Prop 47 & PC 484e(d) - A Liberal View of Theft Offenses
On September 29, 2014, Daniel Romanowski entered into a plea bargain in Los Angeles County Superior Court to a violation of Penal Code § 484e(d), theft of access card information. He had served a prior prison term within five years, so under Penal Code § 667.5(b), he faced a sentencing enhancement of one year. His plea bargain was to four years in county jail.Brief Synopsis: Proposition 47 does apply in the Second Appellate District (which covers Los Angeles County Superior Courts) to reduce a felony conviction for violation of Penal Code § 484e(d), reasoning that theft of access card information is a form of grand theft.
A little over one month later, voters passed Proposition 47, “The Safe Neighborhoods and Schools Act.” Its goal was to “ensure that prison spending is focused on violent and serious offenses, to maximize alternatives for non-serious, non-violent crime, and to invest the savings generated from this act into prevention and support programs in K-12 programs, victim services, and mental health and drug treatment.”
To effectuate this, Prop 47 changed three possessory drug offenses from felonies to misdemeanors and many thefts or property offenses when less than $950 in value is at issue from felonies to misdemeanors as well. Prop 47 also established a way for those currently serving felony sentences for the specified offenses to petition the court, provided the person is not otherwise disqualified, to resentence the case as a misdemeanor.
Theft of access card information, Penal Code § 484e(d), for example, is a felony. If the theft involved property valued at $950 or less, is it a misdemeanor now, assuming the defendant is not otherwise disqualified? Two divisions of the Second Appellate District, which handles case out of Los Angeles County, have said no (People v. Cuen (4th App. Dist., 2015) 241 Cal.App.4th 1227 [2015 WL6597437] and People v. Grayson (2015) 241 Cal.App.4th 454).
The case of Daniel Romanowski sought to reverse this view. Indeed nothing in the text of Prop 47 or the voter’s intent behind the statute suggested theft of access card information should be treated any differently than other theft offenses subject to reduction under Prop 47.
In September, 2014, Mr. Romanowski pled no contest to felony theft in violation of Penal Code § 484e(d) and admitted a prior prison term pursuant to Penal Code § 667.5(b). In November, 2014, Proposition 47 was passed and in March, 2015, Romanowski filed his petition for resentencing under Prop 47.
The trial court denied the petition, agreeing with the People that Penal Code § 484e(d) was akin to identify theft and not subject to Prop 47. In other words, § 484e(d) is fundamentally more like criminal fraud than simple theft.

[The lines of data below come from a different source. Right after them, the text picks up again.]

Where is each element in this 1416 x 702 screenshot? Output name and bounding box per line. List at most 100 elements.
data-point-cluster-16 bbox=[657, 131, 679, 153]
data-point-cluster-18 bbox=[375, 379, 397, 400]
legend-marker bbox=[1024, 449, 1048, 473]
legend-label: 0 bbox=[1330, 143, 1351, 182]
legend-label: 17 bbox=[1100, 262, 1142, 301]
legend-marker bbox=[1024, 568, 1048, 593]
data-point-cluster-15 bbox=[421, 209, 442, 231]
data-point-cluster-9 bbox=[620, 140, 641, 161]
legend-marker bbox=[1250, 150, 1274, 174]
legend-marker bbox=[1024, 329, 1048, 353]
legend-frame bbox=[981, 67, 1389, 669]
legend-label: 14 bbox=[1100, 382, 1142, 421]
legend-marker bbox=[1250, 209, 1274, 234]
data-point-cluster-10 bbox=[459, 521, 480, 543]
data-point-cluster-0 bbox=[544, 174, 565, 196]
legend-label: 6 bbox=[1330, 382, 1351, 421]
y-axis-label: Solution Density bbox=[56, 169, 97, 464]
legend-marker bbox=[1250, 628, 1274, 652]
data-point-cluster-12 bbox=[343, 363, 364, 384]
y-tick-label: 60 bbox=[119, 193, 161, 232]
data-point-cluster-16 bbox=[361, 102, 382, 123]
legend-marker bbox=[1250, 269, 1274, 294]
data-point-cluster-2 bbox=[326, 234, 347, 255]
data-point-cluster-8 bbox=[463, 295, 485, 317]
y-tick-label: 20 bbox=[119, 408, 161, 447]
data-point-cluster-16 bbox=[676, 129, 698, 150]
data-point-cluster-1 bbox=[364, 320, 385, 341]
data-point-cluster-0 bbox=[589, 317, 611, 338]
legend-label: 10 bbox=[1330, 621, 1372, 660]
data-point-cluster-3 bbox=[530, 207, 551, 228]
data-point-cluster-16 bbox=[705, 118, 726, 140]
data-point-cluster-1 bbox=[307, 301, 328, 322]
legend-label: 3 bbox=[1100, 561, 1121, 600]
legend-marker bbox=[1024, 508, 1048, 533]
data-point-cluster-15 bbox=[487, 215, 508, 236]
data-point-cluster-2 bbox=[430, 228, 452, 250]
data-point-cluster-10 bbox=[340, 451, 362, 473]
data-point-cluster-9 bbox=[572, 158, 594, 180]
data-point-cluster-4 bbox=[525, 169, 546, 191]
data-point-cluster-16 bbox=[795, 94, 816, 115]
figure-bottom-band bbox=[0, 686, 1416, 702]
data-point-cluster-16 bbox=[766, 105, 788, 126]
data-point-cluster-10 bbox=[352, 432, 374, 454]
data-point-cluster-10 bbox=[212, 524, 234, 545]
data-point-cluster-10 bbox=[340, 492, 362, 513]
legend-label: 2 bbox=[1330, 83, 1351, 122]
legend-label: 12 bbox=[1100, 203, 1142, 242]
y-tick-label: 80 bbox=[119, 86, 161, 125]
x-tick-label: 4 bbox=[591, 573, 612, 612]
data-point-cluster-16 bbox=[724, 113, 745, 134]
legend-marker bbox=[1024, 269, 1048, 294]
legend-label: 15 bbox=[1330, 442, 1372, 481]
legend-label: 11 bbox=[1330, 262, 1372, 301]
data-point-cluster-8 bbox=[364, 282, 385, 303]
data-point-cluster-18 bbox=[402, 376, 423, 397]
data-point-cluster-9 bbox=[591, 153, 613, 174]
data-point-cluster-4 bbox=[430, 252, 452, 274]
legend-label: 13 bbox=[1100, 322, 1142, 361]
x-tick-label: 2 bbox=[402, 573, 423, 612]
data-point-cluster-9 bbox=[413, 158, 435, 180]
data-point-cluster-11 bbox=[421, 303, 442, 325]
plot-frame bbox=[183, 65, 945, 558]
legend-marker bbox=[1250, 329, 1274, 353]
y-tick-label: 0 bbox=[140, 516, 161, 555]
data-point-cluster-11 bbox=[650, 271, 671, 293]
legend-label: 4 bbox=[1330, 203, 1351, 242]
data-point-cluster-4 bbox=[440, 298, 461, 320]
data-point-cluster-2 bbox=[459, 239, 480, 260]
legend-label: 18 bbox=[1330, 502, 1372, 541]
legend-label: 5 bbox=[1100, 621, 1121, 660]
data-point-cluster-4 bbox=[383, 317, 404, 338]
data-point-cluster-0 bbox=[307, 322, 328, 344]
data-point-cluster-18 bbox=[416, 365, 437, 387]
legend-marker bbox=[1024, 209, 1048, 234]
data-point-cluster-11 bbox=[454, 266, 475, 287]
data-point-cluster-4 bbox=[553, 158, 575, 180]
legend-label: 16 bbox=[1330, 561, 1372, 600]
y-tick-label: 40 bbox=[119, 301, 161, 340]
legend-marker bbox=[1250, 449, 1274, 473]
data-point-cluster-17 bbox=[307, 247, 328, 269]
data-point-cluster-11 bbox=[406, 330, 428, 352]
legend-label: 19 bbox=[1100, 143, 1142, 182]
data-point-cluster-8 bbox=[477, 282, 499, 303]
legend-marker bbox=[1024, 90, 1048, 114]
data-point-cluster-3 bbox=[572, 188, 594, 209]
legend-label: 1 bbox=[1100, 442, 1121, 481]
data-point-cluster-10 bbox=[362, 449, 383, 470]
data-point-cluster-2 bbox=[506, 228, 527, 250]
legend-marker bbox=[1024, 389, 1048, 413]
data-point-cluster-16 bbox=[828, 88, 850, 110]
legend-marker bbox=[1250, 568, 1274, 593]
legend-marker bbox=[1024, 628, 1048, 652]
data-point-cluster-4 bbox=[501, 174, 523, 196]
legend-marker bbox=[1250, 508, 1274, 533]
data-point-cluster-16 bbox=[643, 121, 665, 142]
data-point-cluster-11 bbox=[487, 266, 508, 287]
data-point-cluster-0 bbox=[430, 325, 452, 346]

Romanowki then appealed to the Second Appellate District, which reversed the trial court, agreeing with Romanowski that Prop 47 does apply. This ruling thus disagrees with Grayson, supra and Cuen, supra.
The significance of the ruling is in its reasoning, as it may apply to a reader of this article and thus be useful. The appellate court, in People v. Daniel Romanowki (2015 DJDAR 12367), began by noting that Penal Code § 484e(d) defines theft of access card information as grand theft, not identify theft, and § 490.2 applies to grand theft as long as the value is less than $950. In fact § 490.2 applies to “all theft offenses,” notwithstanding § 487 “or any other provision defining grand theft.”
More significantly, the court pointed out that even the court in Grayson recognized this concept by pointing out that the taking of items listed in the exceptions to § 487 (a), such as firearms, automobiles and agricultural products, “are no longer considered grand theft based upon their character.” In other words, the exceptions to § 490.2 are few in number.
The appellate court also rejected the People’s argument that reducing 484e(d) to a misdemeanor would undermine the consumer protection purpose behind § 484e(d) from the reach of § 490.2. The court reasoned that if had wanted to protect this purpose, it would have done so. However, it did not.